New Border Regimes in Central and Eastern Europe
(Last modified March 2002)
In recent years, citizens of the affluent countries of the European Union have profited from increasingly simplified border formalities in western Europe. The fall of the Berlin Wall, in contrast, was the prelude to a very different functional transformation of Germany's eastern border. For the German authorities, the border security regime in the east has become a means of combating migration and criminality.
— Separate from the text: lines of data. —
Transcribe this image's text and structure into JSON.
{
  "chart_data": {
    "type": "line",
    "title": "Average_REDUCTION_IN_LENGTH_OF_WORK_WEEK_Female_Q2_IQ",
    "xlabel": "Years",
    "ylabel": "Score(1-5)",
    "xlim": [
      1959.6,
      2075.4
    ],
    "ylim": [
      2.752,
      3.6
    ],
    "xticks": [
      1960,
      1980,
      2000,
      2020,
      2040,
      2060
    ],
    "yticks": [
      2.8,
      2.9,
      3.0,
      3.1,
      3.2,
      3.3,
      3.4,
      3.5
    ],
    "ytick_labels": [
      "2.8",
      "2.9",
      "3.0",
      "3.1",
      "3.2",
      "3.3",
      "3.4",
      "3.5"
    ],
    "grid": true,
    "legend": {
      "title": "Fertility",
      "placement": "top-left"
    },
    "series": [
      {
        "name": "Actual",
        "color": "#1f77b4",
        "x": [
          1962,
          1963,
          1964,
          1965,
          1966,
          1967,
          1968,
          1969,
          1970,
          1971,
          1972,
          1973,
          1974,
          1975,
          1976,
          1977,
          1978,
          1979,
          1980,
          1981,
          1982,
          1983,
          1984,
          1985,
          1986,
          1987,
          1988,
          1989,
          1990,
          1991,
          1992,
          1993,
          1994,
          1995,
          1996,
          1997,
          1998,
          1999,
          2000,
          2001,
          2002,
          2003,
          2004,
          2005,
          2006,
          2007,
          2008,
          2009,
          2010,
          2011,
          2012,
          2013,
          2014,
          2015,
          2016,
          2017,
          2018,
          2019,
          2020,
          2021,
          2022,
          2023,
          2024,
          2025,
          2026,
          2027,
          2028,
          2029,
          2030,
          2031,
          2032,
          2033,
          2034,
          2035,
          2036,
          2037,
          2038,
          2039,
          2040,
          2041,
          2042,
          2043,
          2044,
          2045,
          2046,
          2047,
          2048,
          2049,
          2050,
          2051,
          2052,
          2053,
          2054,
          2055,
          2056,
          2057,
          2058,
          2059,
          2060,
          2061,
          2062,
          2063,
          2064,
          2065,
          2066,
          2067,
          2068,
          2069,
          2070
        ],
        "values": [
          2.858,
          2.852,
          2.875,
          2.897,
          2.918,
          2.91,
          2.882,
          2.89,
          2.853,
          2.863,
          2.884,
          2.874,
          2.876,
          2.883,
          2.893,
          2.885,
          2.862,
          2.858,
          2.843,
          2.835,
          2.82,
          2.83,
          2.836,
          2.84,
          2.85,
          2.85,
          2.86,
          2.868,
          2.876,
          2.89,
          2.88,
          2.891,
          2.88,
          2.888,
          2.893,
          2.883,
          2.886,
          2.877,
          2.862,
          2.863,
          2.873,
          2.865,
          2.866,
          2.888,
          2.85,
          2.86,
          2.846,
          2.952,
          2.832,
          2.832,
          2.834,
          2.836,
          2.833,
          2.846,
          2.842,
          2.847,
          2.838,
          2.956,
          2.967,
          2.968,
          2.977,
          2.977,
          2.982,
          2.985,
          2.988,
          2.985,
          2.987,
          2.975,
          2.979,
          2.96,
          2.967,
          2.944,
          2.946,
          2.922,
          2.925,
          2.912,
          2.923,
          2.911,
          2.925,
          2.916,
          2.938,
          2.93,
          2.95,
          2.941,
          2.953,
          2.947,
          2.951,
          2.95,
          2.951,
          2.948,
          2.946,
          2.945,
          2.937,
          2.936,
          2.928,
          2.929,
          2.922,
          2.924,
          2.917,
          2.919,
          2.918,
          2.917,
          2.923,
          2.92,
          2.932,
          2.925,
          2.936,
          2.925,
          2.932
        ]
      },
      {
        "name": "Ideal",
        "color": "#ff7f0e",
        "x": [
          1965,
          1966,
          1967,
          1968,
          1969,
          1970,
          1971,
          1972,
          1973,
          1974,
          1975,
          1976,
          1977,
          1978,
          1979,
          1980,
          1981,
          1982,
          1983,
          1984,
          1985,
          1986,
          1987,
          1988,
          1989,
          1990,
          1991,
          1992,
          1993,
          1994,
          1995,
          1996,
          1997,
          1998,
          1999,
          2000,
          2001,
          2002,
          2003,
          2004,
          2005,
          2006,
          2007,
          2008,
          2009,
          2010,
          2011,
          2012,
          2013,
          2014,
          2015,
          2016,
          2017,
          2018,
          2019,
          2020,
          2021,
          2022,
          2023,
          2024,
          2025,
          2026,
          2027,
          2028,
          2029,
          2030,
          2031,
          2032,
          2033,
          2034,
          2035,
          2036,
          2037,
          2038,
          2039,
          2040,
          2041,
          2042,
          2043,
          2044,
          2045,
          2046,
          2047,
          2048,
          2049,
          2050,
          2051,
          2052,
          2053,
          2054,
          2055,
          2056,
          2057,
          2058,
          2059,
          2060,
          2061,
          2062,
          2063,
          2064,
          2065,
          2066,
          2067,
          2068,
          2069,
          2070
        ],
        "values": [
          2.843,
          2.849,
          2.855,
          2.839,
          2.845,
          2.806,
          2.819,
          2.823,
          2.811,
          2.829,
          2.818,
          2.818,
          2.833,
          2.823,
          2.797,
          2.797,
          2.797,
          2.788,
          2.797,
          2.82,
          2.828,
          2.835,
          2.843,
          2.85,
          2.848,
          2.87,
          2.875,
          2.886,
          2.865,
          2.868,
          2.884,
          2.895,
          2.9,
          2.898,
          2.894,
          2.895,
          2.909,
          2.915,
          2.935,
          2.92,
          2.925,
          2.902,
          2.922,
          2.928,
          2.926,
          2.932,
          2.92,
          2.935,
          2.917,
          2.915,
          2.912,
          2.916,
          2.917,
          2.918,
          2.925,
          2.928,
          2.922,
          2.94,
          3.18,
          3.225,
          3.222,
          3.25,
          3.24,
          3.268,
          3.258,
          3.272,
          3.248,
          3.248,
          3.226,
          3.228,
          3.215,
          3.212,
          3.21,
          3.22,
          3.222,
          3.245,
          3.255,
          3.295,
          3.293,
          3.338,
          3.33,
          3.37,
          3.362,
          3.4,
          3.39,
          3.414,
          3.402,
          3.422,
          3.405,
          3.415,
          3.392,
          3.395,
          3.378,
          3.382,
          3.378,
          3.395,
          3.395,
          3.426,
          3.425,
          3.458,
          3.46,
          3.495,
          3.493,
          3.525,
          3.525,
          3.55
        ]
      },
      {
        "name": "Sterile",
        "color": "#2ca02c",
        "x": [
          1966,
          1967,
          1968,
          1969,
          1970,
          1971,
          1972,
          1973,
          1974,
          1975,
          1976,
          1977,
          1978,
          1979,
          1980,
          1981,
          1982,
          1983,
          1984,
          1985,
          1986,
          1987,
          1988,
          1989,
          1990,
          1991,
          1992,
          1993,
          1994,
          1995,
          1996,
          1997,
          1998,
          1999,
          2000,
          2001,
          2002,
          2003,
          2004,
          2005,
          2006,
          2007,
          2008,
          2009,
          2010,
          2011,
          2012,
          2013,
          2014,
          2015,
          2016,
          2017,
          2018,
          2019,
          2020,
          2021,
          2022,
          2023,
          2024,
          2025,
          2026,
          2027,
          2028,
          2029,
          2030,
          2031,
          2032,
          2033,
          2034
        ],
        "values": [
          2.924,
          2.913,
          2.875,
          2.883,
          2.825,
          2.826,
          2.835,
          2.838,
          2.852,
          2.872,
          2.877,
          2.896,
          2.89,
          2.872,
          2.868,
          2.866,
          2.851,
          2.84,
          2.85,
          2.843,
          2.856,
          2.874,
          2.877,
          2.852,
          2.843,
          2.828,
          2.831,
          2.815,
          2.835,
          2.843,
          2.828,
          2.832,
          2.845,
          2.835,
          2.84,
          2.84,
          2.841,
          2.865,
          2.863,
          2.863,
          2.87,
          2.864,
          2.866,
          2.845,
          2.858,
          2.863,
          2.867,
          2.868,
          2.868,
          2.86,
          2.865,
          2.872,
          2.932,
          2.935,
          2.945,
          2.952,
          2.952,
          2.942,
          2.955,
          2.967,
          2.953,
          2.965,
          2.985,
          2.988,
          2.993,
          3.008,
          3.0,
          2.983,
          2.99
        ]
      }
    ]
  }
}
Now that it is virtually impossible for refugees and immigrants without visas to cross the border legally, illegal entry constitutes the only remaining path to the "golden West". This study is concerned with the current practice of exclusion along the German-Polish and German-Czech borders.
Since the mid nineties, the German authorities have abandoned their former exclusive reliance on linear borders (border crossing points, the Iron Curtain) and begun integrating inhabitants of the German border regions and local social and governmental institutions into search operations for illegal migrants. As a result of this policy, the border regions have become, in effect, taboo zones for refugees and immigrants without residency permits. The aim of this research is to study the experiences, actions, and goals of the groups involved: refugees, the German authorities, and the German residents of these border areas.
Data from a series of interviews conducted in 1998 on the German and Polish sides of the Oder-Neiße border has been utilized to retrace the formation of the various local groups involved and to undertake a comparative analysis of developments on both sides of the border. The German model – referred to by German Minister of the Interior Otto Schily and in the European Union's (EU) 1998 Schengen Report as the border region's "community of solidarity" – was not matched by a similar policy on the Polish side. Although the Polish government has gone to great lengths to adapt its policies to EU standards, in the interests of Poland's candidacy for membership in the EU, and continues to test forms of bilateral cooperation with German authorities, social processes in Poland are characterized by traffic across the border, rather than encapsulation, in keeping with the region's decades-old transnational economic networks.
Developments along the German-Czech border were initially marked by recurring setbacks in authorities' attempts to promote bilateral cooperation. The German-Czech border region did not become an area of threatening search operations for migrants until a refugee route from Kosovo, which supposedly lead to Germany by way of Prague, was highlighted in dramatic media reports. Recent practices by the police and political institutions now focus on the refugees' long travel routes, as well as on illegal border crossings. No longer limited to the border zones, the border regime is now being extended to include these travel routes – from the refugees' places of origin to the residential areas of western European cities.
The project was not completed and will be continued outside of the Institute.